В родах в женщине рождается отнюдь не мама. Это все потом, после – в потугах, а то и дальше.
Сначала в родах просыпается маленькая девочка. Та, которая была в ней всегда.
Уязвимость, нестандартность ситуации, обнаженность, боль, измененное состояние сознания, открытость – все это, а может, еще какая межстрочная жизненная химия, но запускают этот процесс…
Есть девочка, а какими мы являемся девочками практически в абсолютном количестве случаев?
Девочка, которая хочет нравиться. Чтобы любили.
Нельзя отказать, а то вдруг маме будет больно, она обидится и уйдет от меня.

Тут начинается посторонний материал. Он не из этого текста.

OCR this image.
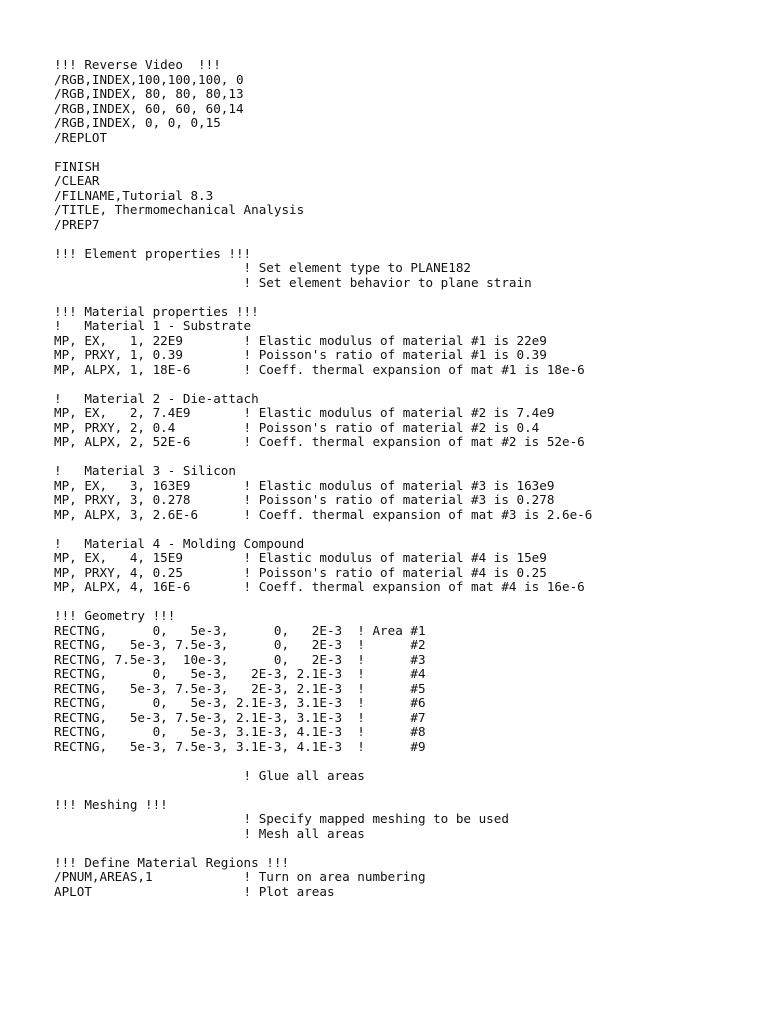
!!! Reverse Video  !!!
/RGB,INDEX,100,100,100, 0
/RGB,INDEX, 80, 80, 80,13
/RGB,INDEX, 60, 60, 60,14
/RGB,INDEX, 0, 0, 0,15
/REPLOT
FINISH
/CLEAR
/FILNAME,Tutorial 8.3
/TITLE, Thermomechanical Analysis
/PREP7
!!! Element properties !!!
! Set element type to PLANE182
! Set element behavior to plane strain
!!! Material properties !!!
!   Material 1 - Substrate
MP, EX,   1, 22E9        ! Elastic modulus of material #1 is 22e9
MP, PRXY, 1, 0.39        ! Poisson's ratio of material #1 is 0.39
MP, ALPX, 1, 18E-6       ! Coeff. thermal expansion of mat #1 is 18e-6
!   Material 2 - Die-attach
MP, EX,   2, 7.4E9       ! Elastic modulus of material #2 is 7.4e9
MP, PRXY, 2, 0.4         ! Poisson's ratio of material #2 is 0.4
MP, ALPX, 2, 52E-6       ! Coeff. thermal expansion of mat #2 is 52e-6
!   Material 3 - Silicon
MP, EX,   3, 163E9       ! Elastic modulus of material #3 is 163e9
MP, PRXY, 3, 0.278       ! Poisson's ratio of material #3 is 0.278
MP, ALPX, 3, 2.6E-6      ! Coeff. thermal expansion of mat #3 is 2.6e-6
!   Material 4 - Molding Compound
MP, EX,   4, 15E9        ! Elastic modulus of material #4 is 15e9
MP, PRXY, 4, 0.25        ! Poisson's ratio of material #4 is 0.25
MP, ALPX, 4, 16E-6       ! Coeff. thermal expansion of mat #4 is 16e-6
!!! Geometry !!!
RECTNG,      0,   5e-3,      0,   2E-3  ! Area #1
RECTNG,   5e-3, 7.5e-3,      0,   2E-3  !      #2
RECTNG, 7.5e-3,  10e-3,      0,   2E-3  !      #3
RECTNG,      0,   5e-3,   2E-3, 2.1E-3  !      #4
RECTNG,   5e-3, 7.5e-3,   2E-3, 2.1E-3  !      #5
RECTNG,      0,   5e-3, 2.1E-3, 3.1E-3  !      #6
RECTNG,   5e-3, 7.5e-3, 2.1E-3, 3.1E-3  !      #7
RECTNG,      0,   5e-3, 3.1E-3, 4.1E-3  !      #8
RECTNG,   5e-3, 7.5e-3, 3.1E-3, 4.1E-3  !      #9
! Glue all areas
!!! Meshing !!!
! Specify mapped meshing to be used
! Mesh all areas
!!! Define Material Regions !!!
/PNUM,AREAS,1            ! Turn on area numbering
APLOT                    ! Plot areas
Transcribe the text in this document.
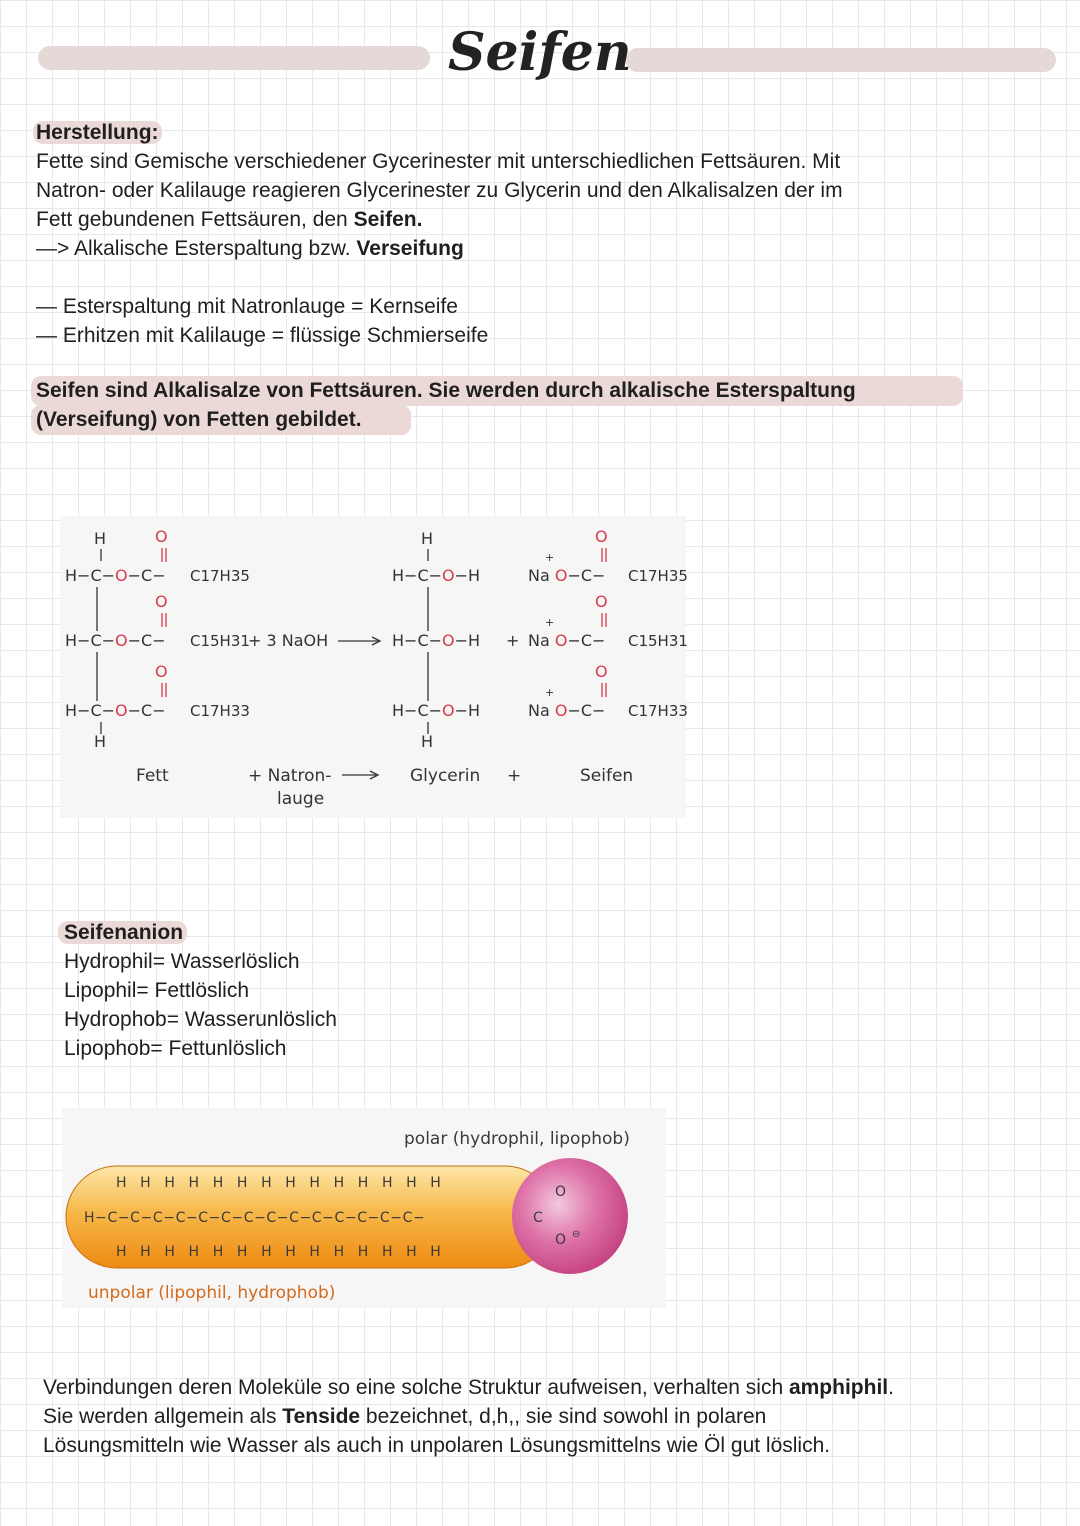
Seifen
Herstellung:
Fette sind Gemische verschiedener Gycerinester mit unterschiedlichen Fettsäuren. Mit
Natron- oder Kalilauge reagieren Glycerinester zu Glycerin und den Alkalisalzen der im
Fett gebundenen Fettsäuren, den Seifen.
—> Alkalische Esterspaltung bzw. Verseifung
— Esterspaltung mit Natronlauge = Kernseife
— Erhitzen mit Kalilauge = flüssige Schmierseife
Seifen sind Alkalisalze von Fettsäuren. Sie werden durch alkalische Esterspaltung
(Verseifung) von Fetten gebildet.
H
H−C−O−C−
H−C−O−C−
H−C−O−C−
H
O
O
O
C17H35
C15H31
C17H33
+ 3 NaOH
H
H−C−O−H
H−C−O−H
H−C−O−H
H
+
Na O−C−
Na O−C−
Na O−C−
+
+
+
O
O
O
C17H35
C15H31
C17H33
Fett	+ Natron-
lauge
Glycerin +	Seifen
Seifenanion
Hydrophil= Wasserlöslich
Lipophil= Fettlöslich
Hydrophob= Wasserunlöslich
Lipophob= Fettunlöslich
H H H H H H H H H H H H H H
H−C−C−C−C−C−C−C−C−C−C−C−C−C−C−
H H H H H H H H H H H H H H
C
O
O ⊖
polar (hydrophil, lipophob)
unpolar (lipophil, hydrophob)
Verbindungen deren Moleküle so eine solche Struktur aufweisen, verhalten sich amphiphil.
Sie werden allgemein als Tenside bezeichnet, d,h,, sie sind sowohl in polaren
Lösungsmitteln wie Wasser als auch in unpolaren Lösungsmittelns wie Öl gut löslich.
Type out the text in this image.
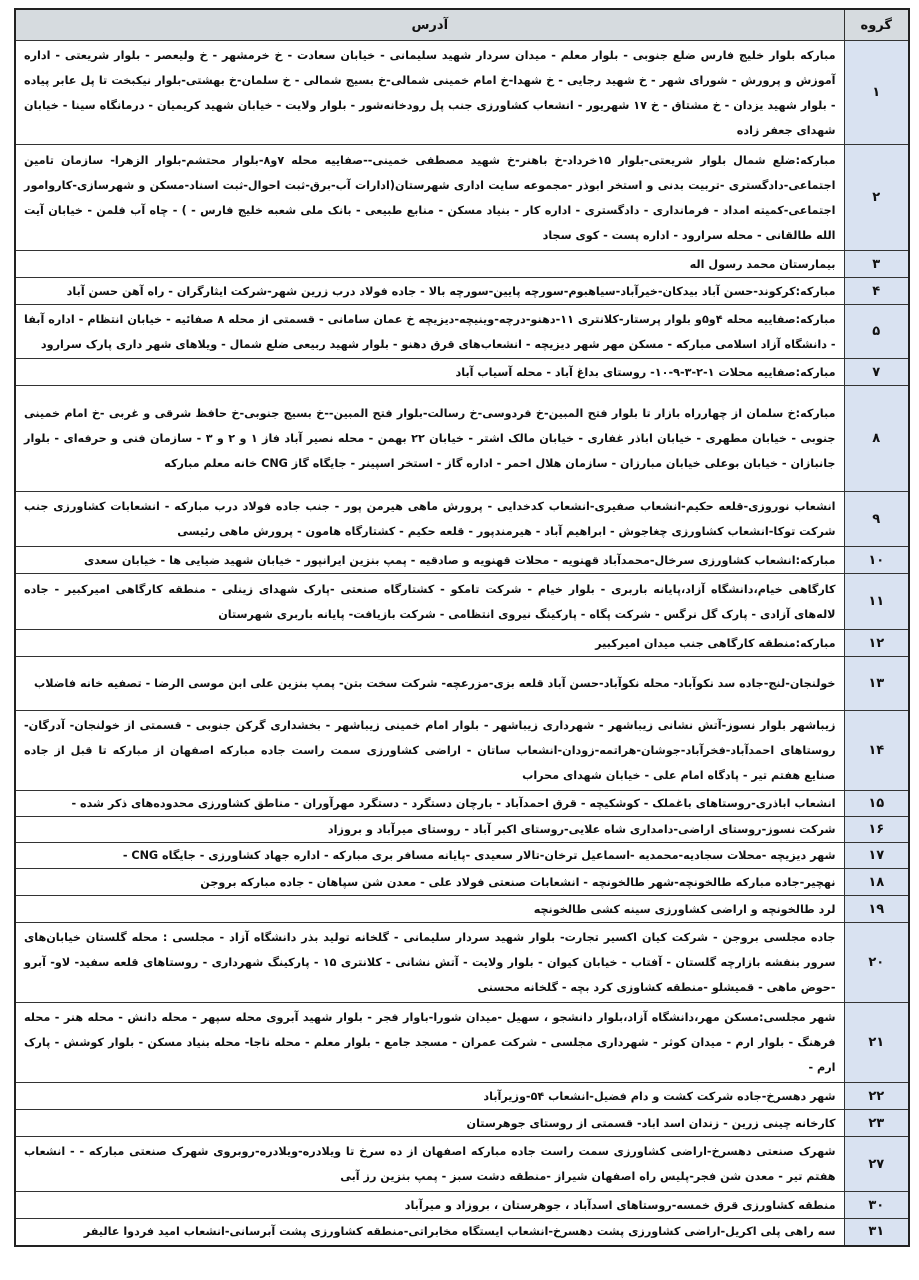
گروه	آدرس
۱	مبارکه بلوار خلیج فارس ضلع جنوبی - بلوار معلم - میدان سردار شهید سلیمانی - خیابان سعادت - خ خرمشهر - خ ولیعصر - بلوار شریعتی - اداره آموزش و پرورش - شورای شهر - خ شهید رجایی - خ شهدا-خ امام خمینی شمالی-خ بسیج شمالی - خ سلمان-خ بهشتی-بلوار نیکبخت تا پل عابر پیاده - بلوار شهید یزدان - خ مشتاق - خ ۱۷ شهریور - انشعاب کشاورزی جنب پل رودخانه‌شور - بلوار ولایت - خیابان شهید کریمیان - درمانگاه سینا - خیابان شهدای جعفر زاده
۲	مبارکه:ضلع شمال بلوار شریعتی-بلوار ۱۵خرداد-خ باهنر-خ شهید مصطفی خمینی--صفاییه محله ۷و۸-بلوار محتشم-بلوار الزهرا- سازمان تامین اجتماعی-دادگستری -تربیت بدنی و استخر ابوذر -مجموعه سایت اداری شهرستان(ادارات آب-برق-ثبت احوال-ثبت اسناد-مسکن و شهرسازی-کاروامور اجتماعی-کمیته امداد - فرمانداری - دادگستری - اداره کار - بنیاد مسکن - منابع طبیعی - بانک ملی شعبه خلیج فارس - ) - چاه آب فلمن - خیابان آیت الله طالقانی - محله سرارود - اداره پست - کوی سجاد
۳	بیمارستان محمد رسول اله
۴	مبارکه:کرکوند-حسن آباد بیدکان-خیرآباد-سیاهبوم-سورچه پایین-سورچه بالا - جاده فولاد درب زرین شهر-شرکت ایثارگران - راه آهن حسن آباد
۵	مبارکه:صفاییه محله ۴و۵و بلوار پرستار-کلانتری ۱۱-دهنو-درچه-وینیچه-دیزیچه خ عمان سامانی - قسمتی از محله ۸ صفائیه - خیابان انتظام - اداره آبفا - دانشگاه آزاد اسلامی مبارکه - مسکن مهر شهر دیزیچه - انشعاب‌های قرق دهنو - بلوار شهید ربیعی ضلع شمال - ویلاهای شهر داری پارک سرارود
۷	مبارکه:صفاییه محلات ۱-۲-۳-۹-۱۰- روستای بداغ آباد - محله آسیاب آباد
۸	مبارکه:خ سلمان از چهارراه بازار تا بلوار فتح المبین-خ فردوسی-خ رسالت-بلوار فتح المبین--خ بسیج جنوبی-خ حافظ شرقی و غربی -خ امام خمینی جنوبی - خیابان مطهری - خیابان اباذر غفاری - خیابان مالک اشتر - خیابان ۲۲ بهمن - محله نصیر آباد فاز ۱ و ۲ و ۳ - سازمان فنی و حرفه‌ای - بلوار جانبازان - خیابان بوعلی خیابان مبارزان - سازمان هلال احمر - اداره گاز - استخر اسپینر - جایگاه گاز CNG خانه معلم مبارکه
۹	انشعاب نوروزی-قلعه حکیم-انشعاب صفیری-انشعاب کدخدایی - پرورش ماهی هیرمن پور - جنب جاده فولاد درب مبارکه - انشعابات کشاورزی جنب شرکت توکا-انشعاب کشاورزی چغاجوش - ابراهیم آباد - هیرمندپور - قلعه حکیم - کشتارگاه هامون - پرورش ماهی رئیسی
۱۰	مبارکه:انشعاب کشاورزی سرخال-محمدآباد قهنویه - محلات قهنویه و صادقیه - پمپ بنزین ایرانپور - خیابان شهید ضیایی ها - خیابان سعدی
۱۱	کارگاهی خیام،دانشگاه آزاد،پایانه باربری - بلوار خیام - شرکت تامکو - کشتارگاه صنعتی -پارک شهدای زینلی - منطقه کارگاهی امیرکبیر - جاده لاله‌های آزادی - پارک گل نرگس - شرکت پگاه - پارکینگ نیروی انتظامی - شرکت بازیافت- پایانه باربری شهرستان
۱۲	مبارکه:منطقه کارگاهی جنب میدان امیرکبیر
۱۳	خولنجان-لنج-جاده سد نکوآباد- محله نکوآباد-حسن آباد قلعه بزی-مزرعچه- شرکت سخت بتن- پمپ بنزین علی ابن موسی الرضا - تصفیه خانه فاضلاب
۱۴	زیباشهر بلوار نسوز-آتش نشانی زیباشهر - شهرداری زیباشهر - بلوار امام خمینی زیباشهر - بخشداری گرکن جنوبی - قسمتی از خولنجان- آدرگان-روستاهای احمدآباد-فخرآباد-جوشان-هراتمه-زودان-انشعاب ساتان - اراضی کشاورزی سمت راست جاده مبارکه اصفهان از مبارکه تا قبل از جاده صنایع هفتم تیر - پادگاه امام علی - خیابان شهدای محراب
۱۵	انشعاب اباذری-روستاهای باغملک - کوشکیچه - قرق احمدآباد - بارچان دستگرد - دستگرد مهرآوران - مناطق کشاورزی محدوده‌های ذکر شده -
۱۶	شرکت نسوز-روستای اراضی-دامداری شاه علایی-روستای اکبر آباد - روستای میرآباد و بروزاد
۱۷	شهر دیزیچه -محلات سجادیه-محمدیه -اسماعیل ترخان-تالار سعیدی -پایانه مسافر بری مبارکه - اداره جهاد کشاورزی - جایگاه CNG -
۱۸	نهچیر-جاده مبارکه طالخونچه-شهر طالخونچه - انشعابات صنعتی فولاد علی - معدن شن سپاهان - جاده مبارکه بروجن
۱۹	لرد طالخونچه و اراضی کشاورزی سینه کشی طالخونچه
۲۰	جاده مجلسی بروجن - شرکت کیان اکسیر تجارت- بلوار شهید سردار سلیمانی - گلخانه تولید بذر دانشگاه آزاد - مجلسی : محله گلستان خیابان‌های سرور بنفشه بازارچه گلستان - آفتاب - خیابان کیوان - بلوار ولایت - آتش نشانی - کلانتری ۱۵ - پارکینگ شهرداری - روستاهای قلعه سفید- لاو- آبرو -حوض ماهی - قمیشلو -منطقه کشاوزی کرد بچه - گلخانه محسنی
۲۱	شهر مجلسی:مسکن مهر،دانشگاه آزاد،بلوار دانشجو ، سهیل -میدان شورا-باوار فجر - بلوار شهید آبروی محله سپهر - محله دانش - محله هنر - محله فرهنگ - بلوار ارم - میدان کوثر - شهرداری مجلسی - شرکت عمران - مسجد جامع - بلوار معلم - محله ناجا- محله بنیاد مسکن - بلوار کوشش - پارک ارم -
۲۲	شهر دهسرخ-جاده شرکت کشت و دام فضیل-انشعاب ۵۴-وزیرآباد
۲۳	کارخانه چینی زرین - زندان اسد اباد- قسمتی از روستای جوهرستان
۲۷	شهرک صنعتی دهسرخ-اراضی کشاورزی سمت راست جاده مبارکه اصفهان از ده سرخ تا ویلادره-ویلادره-روبروی شهرک صنعتی مبارکه - - انشعاب هفتم تیر - معدن شن فجر-پلیس راه اصفهان شیراز -منطقه دشت سبز - پمپ بنزین رز آبی
۳۰	منطقه کشاورزی قرق خمسه-روستاهای اسدآباد ، جوهرستان ، بروزاد و میرآباد
۳۱	سه راهی پلی اکریل-اراضی کشاورزی پشت دهسرخ-انشعاب ایستگاه مخابراتی-منطقه کشاورزی پشت آبرسانی-انشعاب امید فردوا عالیفر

И я буду одна, брошенная и очень плохая в глазах мамы.
Нужно угадать, что хочет от меня мама, или просто делать то, что она хочет, чтобы оставаться в ее глазах «ты же умная девочка, я же могу на тебя положиться».
Нужно оставаться хорошей – во что бы то ни стало, чтобы ни в коем случае не отвергли. Потому что отвержение матерью в детстве – равно смерти, прямая угроза выживанию.
Девочки приучены не слышать своих желаний, потому что мама лучше знает, что для нее лучше.
Девочки приучены не плакать и не сдаваться, чтобы не быть мямлями.
Девочки должны быть аккуратными, как Мальвины, так что эта ваша родовая рвота, понос и кровь – это фу, как стыдно!
Становится понятно, что там, где девочка, там и фигура матери.
Ею становится эмоционально «главная» женщина на родах у женщины.
Если в роддоме она одна, то мама будет спроецирована на врача или на наиболее часто приходящую акушерку.
И тогда авторитарность акушерок становится приказом матери в восприятии «девочки», их официальность – равнодушием, осколком отражаясь в сердце «девочки» как одиночество и ненужность. Тогда включаются все детско-родительские сценарии в душе у данной конкретной девочки, со всеми ее травматичными и искаженными реакциями.
Если в роддоме между врачом и женщиной оказывается доула, фигурой матери становится она, и у нее есть все шансы стать просто архетипичной матерью.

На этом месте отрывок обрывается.